Saltar al contenido

€14,5M levantados gracias al EIC, la oportunidad que ignoras

El EIC Accelerator ha desplegado €1.170M desde 2021 en más de 400 empresas europeas. En el corte de octubre de 2025, España ocupó el primer puesto en Europa por número de empresas financiadas. La tasa de aceptación del programa es inferior al 5%. Y sin embargo, la mayoría de los founders de startups deeptech en España no tienen el EIC en su hoja de ruta cuando planifican su estrategia de financiación. Arkadia Space, la empresa de propulsión verde aeroespacial fundada en Castellón en 2020, acaba de demostrar lo que ese desconocimiento cuesta.

El 26 de marzo de 2026, Arkadia anunció una ronda de €14,5M compuesta de tres tramos: €2,5M de subvención no dilutiva, €6M de equity del EIC Fund, y €6M de capital privado de inversores no identificados públicamente. Es la primera empresa espacial española en acceder al EIC Accelerator. No es casualidad ni suerte. Es el resultado de cinco años de construcción metódica de un argumento técnico, comercial y regulatorio que el jurado del EIC no pudo rechazar.

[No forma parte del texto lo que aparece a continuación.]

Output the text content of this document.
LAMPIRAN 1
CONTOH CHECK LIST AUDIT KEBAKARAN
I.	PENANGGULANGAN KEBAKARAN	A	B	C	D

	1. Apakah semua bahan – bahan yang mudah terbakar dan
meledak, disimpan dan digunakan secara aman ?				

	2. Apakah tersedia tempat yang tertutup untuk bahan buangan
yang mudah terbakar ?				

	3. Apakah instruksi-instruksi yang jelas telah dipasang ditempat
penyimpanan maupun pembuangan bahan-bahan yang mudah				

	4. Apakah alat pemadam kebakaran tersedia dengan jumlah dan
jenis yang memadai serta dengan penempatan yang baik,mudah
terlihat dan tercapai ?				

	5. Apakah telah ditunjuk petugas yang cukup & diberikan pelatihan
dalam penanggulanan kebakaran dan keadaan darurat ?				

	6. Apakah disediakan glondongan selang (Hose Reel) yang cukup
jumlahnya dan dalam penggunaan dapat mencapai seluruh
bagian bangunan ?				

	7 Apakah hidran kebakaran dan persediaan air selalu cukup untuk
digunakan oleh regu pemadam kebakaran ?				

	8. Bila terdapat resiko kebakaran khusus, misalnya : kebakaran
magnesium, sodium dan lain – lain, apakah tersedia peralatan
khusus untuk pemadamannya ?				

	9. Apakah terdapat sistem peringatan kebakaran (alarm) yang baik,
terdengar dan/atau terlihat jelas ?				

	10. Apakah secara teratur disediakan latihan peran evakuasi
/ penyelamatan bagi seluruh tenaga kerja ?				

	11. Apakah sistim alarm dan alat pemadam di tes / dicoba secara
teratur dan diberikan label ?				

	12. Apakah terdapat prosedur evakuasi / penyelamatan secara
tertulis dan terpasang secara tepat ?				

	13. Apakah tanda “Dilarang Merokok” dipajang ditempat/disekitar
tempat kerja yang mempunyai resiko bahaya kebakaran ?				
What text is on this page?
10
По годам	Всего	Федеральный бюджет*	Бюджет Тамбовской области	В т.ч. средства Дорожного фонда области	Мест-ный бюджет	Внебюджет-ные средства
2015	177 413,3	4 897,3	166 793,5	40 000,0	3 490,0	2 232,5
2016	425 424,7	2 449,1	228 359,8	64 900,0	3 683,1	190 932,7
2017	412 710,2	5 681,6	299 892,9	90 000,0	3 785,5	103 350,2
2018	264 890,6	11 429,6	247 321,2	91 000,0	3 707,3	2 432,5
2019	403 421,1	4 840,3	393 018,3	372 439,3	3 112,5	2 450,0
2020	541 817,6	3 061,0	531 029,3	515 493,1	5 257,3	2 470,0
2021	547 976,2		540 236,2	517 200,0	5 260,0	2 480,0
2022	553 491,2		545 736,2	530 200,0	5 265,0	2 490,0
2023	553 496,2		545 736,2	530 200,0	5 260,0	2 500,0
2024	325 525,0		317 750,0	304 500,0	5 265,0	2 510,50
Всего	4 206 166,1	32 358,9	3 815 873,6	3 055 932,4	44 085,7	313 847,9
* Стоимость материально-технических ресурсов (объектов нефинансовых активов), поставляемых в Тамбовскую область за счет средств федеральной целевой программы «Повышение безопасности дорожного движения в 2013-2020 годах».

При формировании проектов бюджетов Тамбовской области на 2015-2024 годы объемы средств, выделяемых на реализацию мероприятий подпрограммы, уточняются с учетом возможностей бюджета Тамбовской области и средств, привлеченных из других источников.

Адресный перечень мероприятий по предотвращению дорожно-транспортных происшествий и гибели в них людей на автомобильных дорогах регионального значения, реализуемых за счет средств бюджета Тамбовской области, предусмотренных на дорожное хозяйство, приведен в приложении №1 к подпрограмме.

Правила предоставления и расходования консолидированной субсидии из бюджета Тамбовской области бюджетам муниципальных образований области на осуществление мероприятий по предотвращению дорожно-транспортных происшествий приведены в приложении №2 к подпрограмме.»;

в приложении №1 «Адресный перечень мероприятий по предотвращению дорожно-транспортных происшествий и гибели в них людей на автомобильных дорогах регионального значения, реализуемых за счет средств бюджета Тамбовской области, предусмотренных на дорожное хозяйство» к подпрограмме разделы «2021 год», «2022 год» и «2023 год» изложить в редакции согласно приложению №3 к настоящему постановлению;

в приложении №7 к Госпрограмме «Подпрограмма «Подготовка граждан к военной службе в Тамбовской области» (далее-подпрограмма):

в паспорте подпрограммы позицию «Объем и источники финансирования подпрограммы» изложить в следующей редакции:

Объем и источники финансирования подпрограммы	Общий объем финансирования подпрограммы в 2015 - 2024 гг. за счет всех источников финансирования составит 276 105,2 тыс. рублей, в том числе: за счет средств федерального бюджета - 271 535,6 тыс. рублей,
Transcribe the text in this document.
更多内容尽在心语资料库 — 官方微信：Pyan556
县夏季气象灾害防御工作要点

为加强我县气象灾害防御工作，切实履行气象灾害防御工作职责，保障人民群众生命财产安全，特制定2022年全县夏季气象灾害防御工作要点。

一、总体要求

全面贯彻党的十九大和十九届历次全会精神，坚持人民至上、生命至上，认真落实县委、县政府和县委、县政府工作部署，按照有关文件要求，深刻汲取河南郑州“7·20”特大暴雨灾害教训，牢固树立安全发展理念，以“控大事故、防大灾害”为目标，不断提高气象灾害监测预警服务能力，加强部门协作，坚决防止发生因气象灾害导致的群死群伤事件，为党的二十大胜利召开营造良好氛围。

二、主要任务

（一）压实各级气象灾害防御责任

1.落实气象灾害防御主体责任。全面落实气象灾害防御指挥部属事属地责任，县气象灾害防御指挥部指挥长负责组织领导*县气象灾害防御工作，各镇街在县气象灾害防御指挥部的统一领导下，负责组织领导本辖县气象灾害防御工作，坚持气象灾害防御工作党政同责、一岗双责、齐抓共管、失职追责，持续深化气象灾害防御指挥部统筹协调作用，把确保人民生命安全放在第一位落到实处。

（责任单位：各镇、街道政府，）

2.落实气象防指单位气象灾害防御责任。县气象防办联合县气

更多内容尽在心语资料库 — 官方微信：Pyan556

Qué es exactamente el EIC Accelerator

El EIC Accelerator no es una subvención. Es un instrumento híbrido diseñado por la Comisión Europea para financiar tecnología deeptech en el valle de la muerte, ese espacio entre la validación técnica y la comercialización donde el capital privado llega tarde o no llega. La estructura es deliberada: una parte no dilutiva para desarrollo tecnológico, una parte de equity para que la empresa tenga un inversor institucional europeo en el cap table, y la señal de validación que ese inversor genera para atraer capital privado adicional.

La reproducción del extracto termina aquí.